Tuesday, November 5, 2024

‘We are winning’: Benjamin Netanyahu defies calls for ceasefire in UN speech

Must read

The Israeli prime minister, Benjamin Netanyahu, has shrugged off global appeals for a ceasefire in Lebanon and Gaza, using a defiant speech at the UN general assembly to denounce the world body as an “antisemitic swamp” and insist that Israel is “winning” its wars on multiple fronts.

He said Israel would continue “degrading” Hezbollah, effectively rejecting plans for a 21-day ceasefire across the Lebanese border that had been backed by the US and France and drawn up in close collaboration with the Israeli government.

Israel’s air war against Hezbollah has killed 700 people inside Lebanon this week and the military said it was preparing for a possible ground invasion, fuelling fears that the cross-border war could escalate.

An hour after Netanyahu’s speech ended, Israel launched heavy airstrikes on southern Beirut, reportedly targeting the Hezbollah command centre and its leader, Hassan Nasrallah. It was unclear if he had been hit or not, but dozens of people were reported wounded in the attack.

The Israeli prime minister’s office said he would fly home immediately.

World leaders gathered in New York for the UN general assembly this week had used their moment in the global spotlight to plead for a halt to the war in Gaza and across the Lebanese border.

Before Israel was given the podium on Friday morning, the Slovenian prime minister, Robert Golob, demanded: “Mr Netanyahu, stop this war now,” and Pakistan’s prime minister, Shehbaz Sharif, described Israel’s war in Gaza as “the systematic slaughter of innocent people”.

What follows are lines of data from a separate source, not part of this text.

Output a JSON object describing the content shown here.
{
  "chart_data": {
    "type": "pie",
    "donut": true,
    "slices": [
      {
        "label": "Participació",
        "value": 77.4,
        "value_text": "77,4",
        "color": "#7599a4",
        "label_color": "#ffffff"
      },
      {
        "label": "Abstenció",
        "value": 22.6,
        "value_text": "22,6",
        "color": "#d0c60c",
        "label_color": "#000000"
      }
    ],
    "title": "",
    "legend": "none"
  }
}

In his address, Netanyahu told a half-empty room – many national delegations walked out in protest as he took the floor – that Israel was committed to military victory in a multi-front war.

“We are winning,” he said, adding that since Hamas-led attacks on 7 October, Israel had shown that “if you strike us, we will strike you”.

“We will continue degrading Hezbollah,” he said, adding that there was no place in the region that “the long arm of Israel cannot reach”.

Netanyahu said the campaign against Hezbollah would continue until Israelis could return to their homes in the north of the country, and that the war in Gaza would stop only when Israel claimed “total victory” or Hamas laid down its arms – neither of which appear probable anytime soon.

“Israel seeks peace. Israel yearns for peace. Israel has made peace and will make peace again,” he said, but made no mention of ceasefire deals for Gaza and Lebanon that have been championed by the US.

The Biden administration clearly thought it had brokered the outline of an agreement to halt the conflict in Lebanon earlier this week, and was angry about Netanyahu’s last-minute decision to back away from that plan.

Washington is Israel’s most important ally, offering diplomatic protection in the United Nations as a permanent member of the security council and critical weapons for the military, but has struggled to leverage that support into influence over Netanyahu’s political decisions.

The US national security spokesperson, John Kirby, said pointedly that a statement about a 21-day pause “wasn’t just drawn up in a vacuum. It was done after careful consultation, not only with the countries that signed on to it, but Israel itself”.

Instead of talking about a halt to hostilities, Netanyahu described an existential “seven-front” war against Hamas and its allies, from the Houthis in Yemen, to militias in Iraq and Syria, militants in the occupied West Bank and Hezbollah in Lebanon.

“My country is at war, fighting for its life,” he said, adding that he left Jerusalem reluctantly, to “set the record straight” in New York.

Nearly a year into a war that has reshaped politics in the region, his speech defiantly ignored those profound shifts.

He called for a “historic peace agreement” with Saudi Arabia, something that was on the table a year ago with strong backing from Washington. Now, though, Riyadh has ruled out normalisation without recognition of a Palestinian state, and its delegation did not hear Netanyahu’s proposal because they had left the room.

He also urged global action to stop Iran from acquiring nuclear weapons. This has been a long-term US preoccupation, but frantic efforts to stave off a full-blown conventional conflict with Iran have forced nuclear concerns far down the diplomatic agenda.

Netanyahu said days of attacks on Israel at the United Nations were a reflection not on his country but on the international body, which he described as a “swamp of antisemitic bile”.

He also attacked the international criminal court’s request for arrest warrants for himself and the Israeli defence minister, Yoav Gallant, as “pure antisemitism”.

He ended with an awkward adaptation of two lines from the Welsh writer Dylan Thomas’ well-known poem about confronting inevitable death, using them to insist that Israel would outlast its enemies.

“To paraphrase a great poet: Israel will not go gentle into that good night, we will never need to rage against the dying of the light, because the torch of Israel will forever shine bright,” Netanyahu said.